A tour bus company involved in a fatal highway crash in southern Kentucky last month received an unsatisfactory compliance rating from a federal oversight agency.

The Federal Motor Carrier Safety Administration gave C&R Tours, based in Birmingham, Ala., the unsatisfactory rating in a compliance review of company records following the wreck on Interstate 65 north of Bowling Green on June 25. The bus was enroute from Niagara Falls, N.Y., to Alabama.

The bus driver, Abraham Parker, 63, of Birmingham, Ala., and passenger Carrie Walton, 71, were killed and 64 others were injured. Parker apparently dozed off and ran off the road, striking an overpass support, police said.

The compliance review consisted of looking at log books, driver records and a check of the company insurance policies, agency spokeswoman Melissa Mazzella DeLaney said. The review looked at the company’s records from the last year and did not focus solely on the bus involved in the crash, Mazzella Delaney said.

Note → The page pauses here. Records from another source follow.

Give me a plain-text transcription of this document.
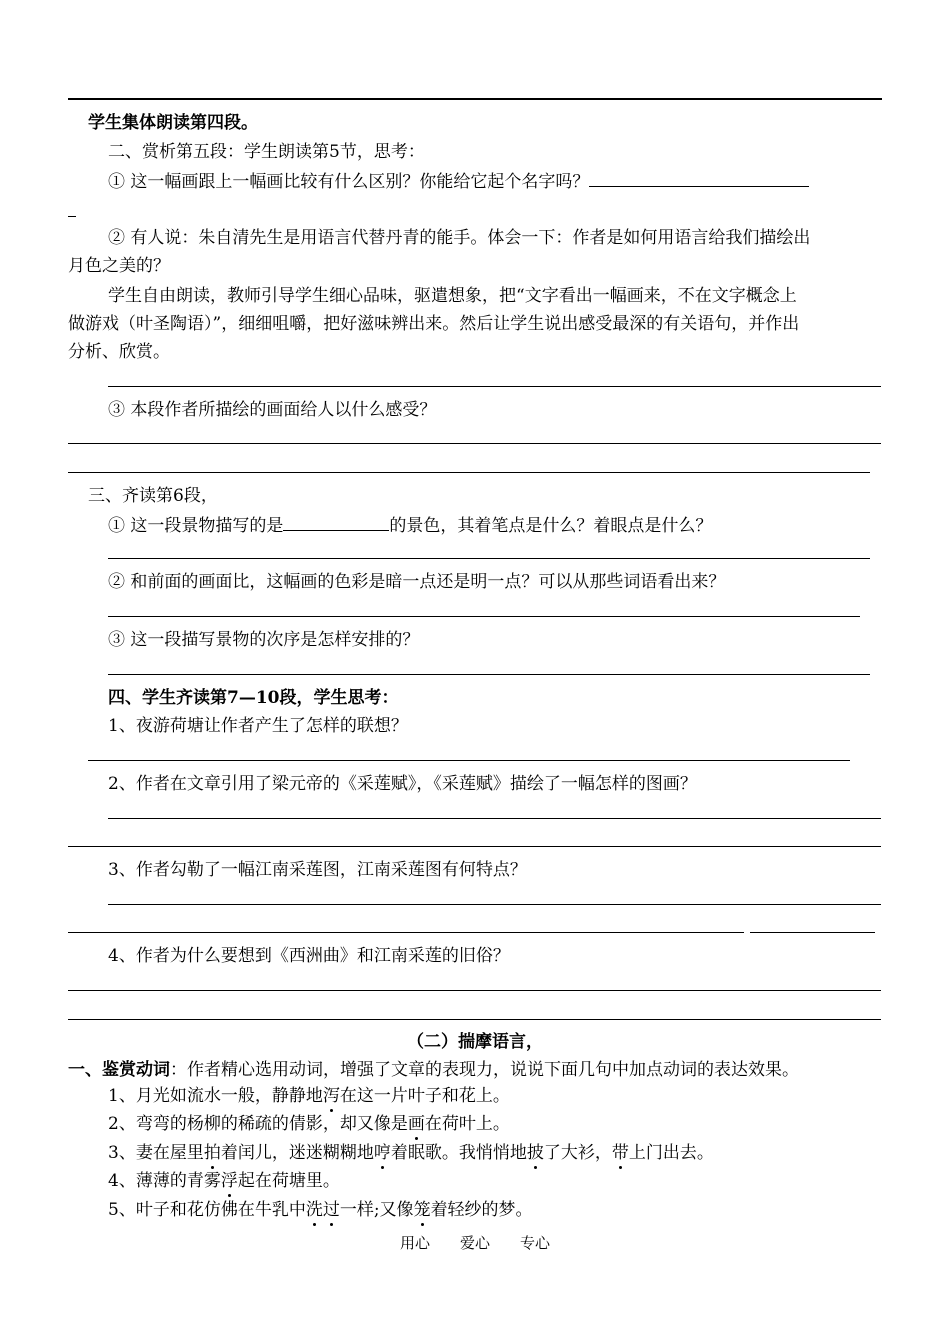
学生集体朗读第四段。
二、赏析第五段：学生朗读第5节，思考：
① 这一幅画跟上一幅画比较有什么区别？你能给它起个名字吗？
② 有人说：朱自清先生是用语言代替丹青的能手。体会一下：作者是如何用语言给我们描绘出
月色之美的？
学生自由朗读，教师引导学生细心品味，驱遣想象，把“文字看出一幅画来，不在文字概念上
做游戏（叶圣陶语）”，细细咀嚼，把好滋味辨出来。然后让学生说出感受最深的有关语句，并作出
分析、欣赏。
③ 本段作者所描绘的画面给人以什么感受？
三、齐读第6段，
① 这一段景物描写的是	的景色，其着笔点是什么？着眼点是什么？
② 和前面的画面比，这幅画的色彩是暗一点还是明一点？可以从那些词语看出来？
③ 这一段描写景物的次序是怎样安排的？
四、学生齐读第7—10段，学生思考：
1、夜游荷塘让作者产生了怎样的联想？
2、作者在文章引用了梁元帝的《采莲赋》，《采莲赋》描绘了一幅怎样的图画？
3、作者勾勒了一幅江南采莲图，江南采莲图有何特点？
4、作者为什么要想到《西洲曲》和江南采莲的旧俗？
（二）揣摩语言，
一、鉴赏动词：作者精心选用动词，增强了文章的表现力，说说下面几句中加点动词的表达效果。
1、月光如流水一般，静静地泻在这一片叶子和花上。
2、弯弯的杨柳的稀疏的倩影，却又像是画在荷叶上。
3、妻在屋里拍着闰儿，迷迷糊糊地哼着眠歌。我悄悄地披了大衫，带上门出去。
4、薄薄的青雾浮起在荷塘里。
5、叶子和花仿佛在牛乳中洗过一样;又像笼着轻纱的梦。
用心　　爱心　　专心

The nature of the violations wasn’t immediately available. Mazzella Delaney said the agency normally doesn’t release the violations until an enforcement case has been concluded. Usually, carriers found in violation of federal safety guidelines are fined, she said.

If the carrier does not address the violations within 45 days of the report, the carrier’s license can be revoked. The company has two vehicles and three drivers, she said.

An investigation by Kentucky State Police showed the bus was overcrowded and had improper registration. There were 66 people on the bus at the time of the crash. The bus has a capacity of 55.

The tags found on the bus involved in the crash actually belonged to a different bus, and expired in 2007, police said. The registration tags that were supposed to be on the bus expired in 2005. Neither the registration issue nor the number of people on board had anything to do with what caused the wreck, police said.

C&R had a satisfactory safety rating when it was last reviewed in March, according to the U.S. Department of Transportation.

A call to C&R on Wednesday was not immediately returned.